In a culmination of years of effort to rein in the sector, 10 powerful Chinese government bodies including the central bank, said overseas exchanges were barred from providing services to mainland investors via the internet – a previously grey area – and vowed to jointly root out “illegal” cryptocurrency activities.
Huobi Global and Binance, two of the world’s largest exchanges and popular with Chinese users, have stopped new registrations of accounts by mainland customers. Huobi also said it would clean up existing ones by the end of the year.
“On the very day we saw the notice, we started to take corrective measures,” Du Jun, Huobi Group co-founder said in a statement.
Du did not give an estimate how many of its users would be affected, saying only that Huobi, once the world’s biggest crypto exchange, had embarked on a global expansion strategy many years ago and seen steady growth in Southeast Asia and Europe.
Shares in crypto-related firms tumbled on Monday with crypto asset manager and trading firm Huobi Tech plunging 23% and OKG Technology Holdings Ltd, a fintech company majority owned by Xu Mingxing, the founder of crypto exchange OKcoin, losing 12%.
TokenPocket, a popular service provider of crypto wallets, also said in a notice to clients that it would terminate services to mainland Chinese clients that risk violating Chinese policies and would “actively embrace” regulation. It added it welcomes cooperation from China in blockchain technologies.
REGULATORY HEADWINDS
China’s central bank and regulatory officials are concerned about cryptocurrency speculation having an impact not only on financial stability, but social and criminal factors, BCA Research said in a note on Monday.

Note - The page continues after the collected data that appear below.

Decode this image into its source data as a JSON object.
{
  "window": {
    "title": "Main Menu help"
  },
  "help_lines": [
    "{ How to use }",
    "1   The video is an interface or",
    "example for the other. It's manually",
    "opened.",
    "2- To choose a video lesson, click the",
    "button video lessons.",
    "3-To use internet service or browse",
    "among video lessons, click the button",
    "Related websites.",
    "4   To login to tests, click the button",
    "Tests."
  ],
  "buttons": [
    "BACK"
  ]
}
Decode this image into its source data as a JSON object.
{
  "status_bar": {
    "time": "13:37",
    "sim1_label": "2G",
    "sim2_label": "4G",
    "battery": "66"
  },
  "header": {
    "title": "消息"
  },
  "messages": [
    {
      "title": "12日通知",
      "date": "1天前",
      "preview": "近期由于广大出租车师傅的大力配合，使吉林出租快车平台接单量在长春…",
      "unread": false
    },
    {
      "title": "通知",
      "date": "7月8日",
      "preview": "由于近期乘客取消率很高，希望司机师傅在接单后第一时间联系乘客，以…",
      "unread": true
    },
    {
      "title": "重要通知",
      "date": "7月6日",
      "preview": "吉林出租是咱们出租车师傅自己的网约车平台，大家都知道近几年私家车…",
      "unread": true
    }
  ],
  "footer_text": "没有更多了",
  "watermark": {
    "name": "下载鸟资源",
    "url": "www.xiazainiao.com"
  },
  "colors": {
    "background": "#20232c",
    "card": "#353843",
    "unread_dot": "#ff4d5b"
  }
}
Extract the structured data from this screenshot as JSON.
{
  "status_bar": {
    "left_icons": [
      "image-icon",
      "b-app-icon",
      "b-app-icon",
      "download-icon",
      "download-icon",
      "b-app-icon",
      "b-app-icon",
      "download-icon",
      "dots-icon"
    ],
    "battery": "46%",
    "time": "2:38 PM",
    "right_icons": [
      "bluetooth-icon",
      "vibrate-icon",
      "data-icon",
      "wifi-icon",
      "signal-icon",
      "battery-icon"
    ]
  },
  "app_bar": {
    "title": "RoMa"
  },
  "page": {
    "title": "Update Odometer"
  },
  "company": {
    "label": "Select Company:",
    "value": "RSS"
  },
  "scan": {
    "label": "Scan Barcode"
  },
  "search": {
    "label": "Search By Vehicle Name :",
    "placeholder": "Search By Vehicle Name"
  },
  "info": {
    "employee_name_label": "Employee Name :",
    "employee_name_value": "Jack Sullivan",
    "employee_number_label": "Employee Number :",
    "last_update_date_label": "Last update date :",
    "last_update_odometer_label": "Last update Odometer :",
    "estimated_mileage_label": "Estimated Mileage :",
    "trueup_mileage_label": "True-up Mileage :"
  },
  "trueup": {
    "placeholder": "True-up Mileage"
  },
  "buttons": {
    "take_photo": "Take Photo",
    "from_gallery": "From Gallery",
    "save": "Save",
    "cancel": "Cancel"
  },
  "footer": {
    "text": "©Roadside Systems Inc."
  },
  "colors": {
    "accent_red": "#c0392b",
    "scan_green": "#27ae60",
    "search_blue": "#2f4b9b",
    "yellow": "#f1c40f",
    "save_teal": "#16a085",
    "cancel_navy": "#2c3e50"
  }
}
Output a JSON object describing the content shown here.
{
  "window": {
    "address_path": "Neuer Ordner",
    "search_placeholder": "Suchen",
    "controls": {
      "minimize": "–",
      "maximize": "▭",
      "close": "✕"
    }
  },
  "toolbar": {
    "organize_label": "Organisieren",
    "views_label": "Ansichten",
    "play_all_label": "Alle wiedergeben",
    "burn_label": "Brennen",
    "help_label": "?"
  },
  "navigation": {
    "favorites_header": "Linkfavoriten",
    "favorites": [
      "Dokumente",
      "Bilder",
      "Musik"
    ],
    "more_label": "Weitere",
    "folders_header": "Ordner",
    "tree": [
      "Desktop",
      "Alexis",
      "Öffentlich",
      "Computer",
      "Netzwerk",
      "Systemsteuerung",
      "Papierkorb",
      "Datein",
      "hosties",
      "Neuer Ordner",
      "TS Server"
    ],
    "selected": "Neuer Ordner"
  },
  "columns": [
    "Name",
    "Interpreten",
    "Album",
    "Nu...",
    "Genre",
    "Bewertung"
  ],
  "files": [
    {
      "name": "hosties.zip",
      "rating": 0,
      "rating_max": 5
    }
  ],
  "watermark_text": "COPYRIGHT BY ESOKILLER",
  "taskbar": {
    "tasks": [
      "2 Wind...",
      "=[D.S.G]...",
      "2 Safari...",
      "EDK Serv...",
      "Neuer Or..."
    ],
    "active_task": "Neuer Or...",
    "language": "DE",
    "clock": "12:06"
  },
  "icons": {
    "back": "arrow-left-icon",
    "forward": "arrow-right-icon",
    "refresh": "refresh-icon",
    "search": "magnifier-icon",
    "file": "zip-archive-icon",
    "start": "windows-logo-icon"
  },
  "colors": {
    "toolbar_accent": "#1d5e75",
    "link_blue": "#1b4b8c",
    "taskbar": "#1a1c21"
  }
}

Cryptocurrencies “threaten governments’ monopoly on money” and countries’ economic sovereignty, it said.
“Moreover, cryptocurrency mining is a highly power-intensive process. It is dominated by coal-fired energy and produces substantial electronic waste. Thus, mining conflicts with global climate change ambitions. This consideration is especially true in China where energy production is dominated by coal and where 65% of global mining activity occurs.
“Thus, government regulation remains the key headwind to the cryptocurrency market. Central banks around the world will continue working towards establishing digital currencies which will diminish cryptocurrencies’ appeal as a medium of exchange.”
SHIFT TO SINGAPORE
Some Chinese crypto exchanges saw this reaction coming from Beijing years ago. Many shut down or moved offshore in 2017, after China, once the world’s biggest bitcoin trading and mining centre, banned platforms from converting legal tender into crypto and vice versa.
Then in May this year, China’s State Council vowed to ban bitcoin trading and mining.
Amid the crackdown, other types of Chinese crypto companies have been moving out of China over the past few months, said Flex Yang, founder and CEO of Babel Finance, adding that the impact from the latest policy would be “limited”.
The Chinese crypto financial services provider this month opened new business headquarters in Singapore.
Cobo, a crypto asset management and custodian platform, also recently moved its headquarters from Beijing to Singapore.